Illustrations on faience plaques in Ramesses tomb included Asiatic prisoners. In the 1960’s the two temples at Abu Simbel were moved to higher ground to prevent them being flooded by the rising waters of the Aswan High Dam.
Tombs of provincial officials were cut into rock, both vaults and chapels. They would typically be in cliff faces facing the Nile or a wadi.
Ramesses II is noted for his battles in West Asia. The Egyptians were good at improving technology if not devising it. They took the bow and the chariot from Mesopotamia and improved them so they were much superior to those used by their enemies. They had bows that could fire arrows lethally to 175m and exceptionally as far as the length of three football fields.
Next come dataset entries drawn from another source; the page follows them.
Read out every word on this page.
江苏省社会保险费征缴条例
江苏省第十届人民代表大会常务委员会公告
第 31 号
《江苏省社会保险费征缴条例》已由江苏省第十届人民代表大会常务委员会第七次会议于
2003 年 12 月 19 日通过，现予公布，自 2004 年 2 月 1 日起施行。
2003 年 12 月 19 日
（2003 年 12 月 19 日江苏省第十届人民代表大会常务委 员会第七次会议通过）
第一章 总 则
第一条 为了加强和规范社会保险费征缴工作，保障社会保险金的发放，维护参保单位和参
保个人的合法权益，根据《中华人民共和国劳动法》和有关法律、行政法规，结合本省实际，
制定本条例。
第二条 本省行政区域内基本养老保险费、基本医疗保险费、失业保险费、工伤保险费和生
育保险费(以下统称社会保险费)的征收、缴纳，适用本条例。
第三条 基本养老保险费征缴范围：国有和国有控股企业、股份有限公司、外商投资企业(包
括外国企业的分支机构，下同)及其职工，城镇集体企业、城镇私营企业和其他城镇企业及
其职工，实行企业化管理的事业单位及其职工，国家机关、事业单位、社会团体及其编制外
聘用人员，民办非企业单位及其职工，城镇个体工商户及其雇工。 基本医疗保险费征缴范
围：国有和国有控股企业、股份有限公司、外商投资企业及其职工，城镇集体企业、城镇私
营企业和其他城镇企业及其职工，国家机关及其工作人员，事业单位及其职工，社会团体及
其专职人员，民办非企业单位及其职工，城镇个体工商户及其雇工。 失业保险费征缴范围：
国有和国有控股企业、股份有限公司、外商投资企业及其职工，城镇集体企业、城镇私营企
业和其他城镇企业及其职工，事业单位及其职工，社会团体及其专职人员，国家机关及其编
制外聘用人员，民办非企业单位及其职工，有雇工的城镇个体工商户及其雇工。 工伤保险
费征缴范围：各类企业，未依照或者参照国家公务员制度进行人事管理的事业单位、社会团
His well-trained army moved back into Phoenicia and Syria where it confronted the Hittites moving south and in 1,274 BC fought them at the “Battle of Qadesh”. This city was fought over often, as it was an important centre on the trade route from the Euphrates to the Mediterranean. Both sides claimed victory, and there are many accounts as poems, epics and stelae glorifying the Egyptian success and the part Ramesses II played in it, but Akkadian cuneiform accounts found in the Hittite Capital make it clear that the Egyptians, and Ramesses himself, had a lucky escape. However, it stopped the previously inexorable expansion of the Hittite Empire, as it led to the “Peace Treaty of Qadesh” signed around 1,269 BC between Ramesses II and Hattusilis II that was the first recorded one in history.
For this reason a copy is enshrined in the United Nations building in New York. The original treaty was apparently inscribed on silver tablets, but these are lost. Copies were written on clay tablets and stelae in the languages of both parties, and different parts have survived of both. However, the main reason for the treaty, which led to 80 years of peace, was to join against the growing threat from the Assyrians, who had already conquered the Mitanni, latterly a Hittite ally. The alliance was later consolidated by the marriages of Ramesses II to a Hittite Princess in the 33rd and another in the 44th year of his reign.
Scaraboid, one side with name of Ramesses
II, other with name of a Hittite princess,
daughter of ruler of Kheta UC61396 -
Copyright of the Petrie Museum of Egyptian
Archaeology, UCL, and a papyrus fragment
referring in hieratic to the same wife
Ramesses II reorganised the Canaanite cities and dispossessed many of the people, who Egyptians called the Hapiru (Hebrew). They were driven into the Judean hills, became pastoral and founded Israel. Tribute from Canaan included wood, silver, copper, tin, cattle, incense and wine. Ramesses II also extended the Empire to the 5th cataract in Nubia.